2/15/2013

La différence






La norme, c’est l’humanité

On ne sait trop pourquoi, mais à chaque tournant de notre vie, on trouve toujours des gens pour nous inspirer. C'est ce qui m'est arrivé cette semaine quand j'ai revu une grande amie de l'université.

Elle aussi a un enfant « différent ». Comme moi, elle déteste qu'on le désigne ainsi.

Nos enfants sont tous différents. En tant qu'adultes, nous sommes tous différents aussi, mais l'être humain aime créer des petites cases, des catégories, des exceptions. On aime catégoriser les gens, leur mettre des étiquettes sur le front : blancs, noirs, jaunes, rouges, végétariens, homos, riches, pauvres, déficients, TSA, TED, whatever fits. C'est rassurant de croire qu'on fait partie de la norme, mais de quelle norme au juste ? Nous sommes tous des êtres uniques. La seule norme qui existe est l'humanité.
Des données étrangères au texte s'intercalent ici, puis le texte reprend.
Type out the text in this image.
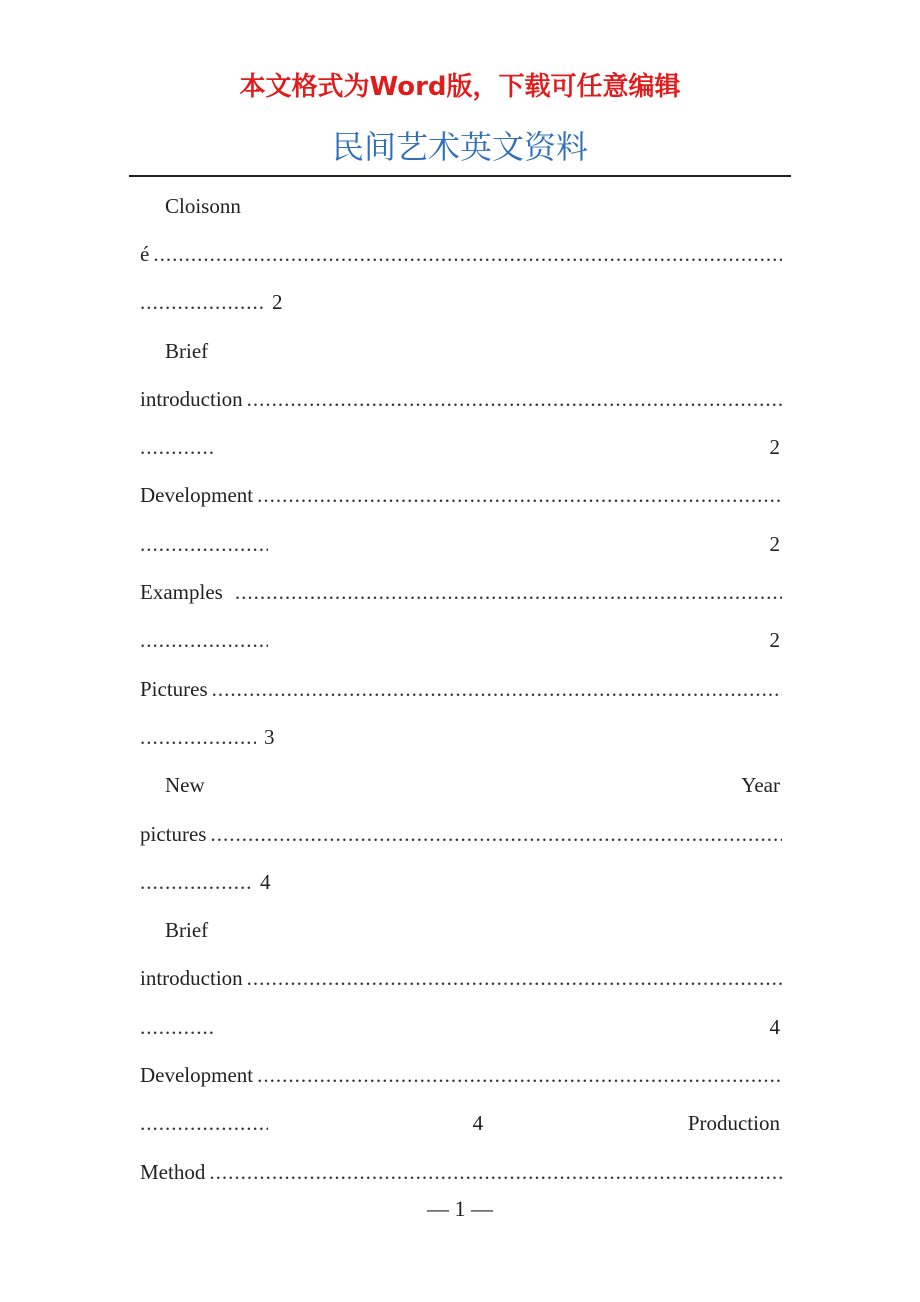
本文格式为Word版，下载可任意编辑
民间艺术英文资料
Cloisonn
é
.....
.....
2
Brief
introduction
.....
.....
2
Development
.....
.....
2
Examples
.....
.....
2
Pictures
.....
.....
3
New	Year
pictures
.....
.....
4
Brief
introduction
.....
.....
4
Development
.....
.....
4	Production
Method
.....
— 1 —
Tout être humain a des besoins d'être humain. Qu'il lui manque un bras, deux jambes, la moitié d'un chromosome ou qu'une partie de son cerveau se développe différemment ; qu'il préfère le brocoli au steak ou qu'il soit attiré par ses semblables ; qu'il soit d'une couleur ou d'une culture en particulier, il demeure un être humain. 

Pour s'épanouir, l'être humain a besoin d'amour, de reconnaissance, d'attention, de respect. Il a besoin de savoir qu'on l'aime comme il est, avec ses sentiments, ses forces, ses faiblesses. That's all ! Et dans cette perspective, il n'est pas différent des autres. C'est bien pratique de catégoriser nos enfants afin de recevoir une subvention spéciale pour une situation de handicap, mais c'est triste de savoir que l'humanité toute entière voit d'abord les différences plutôt que les points communs.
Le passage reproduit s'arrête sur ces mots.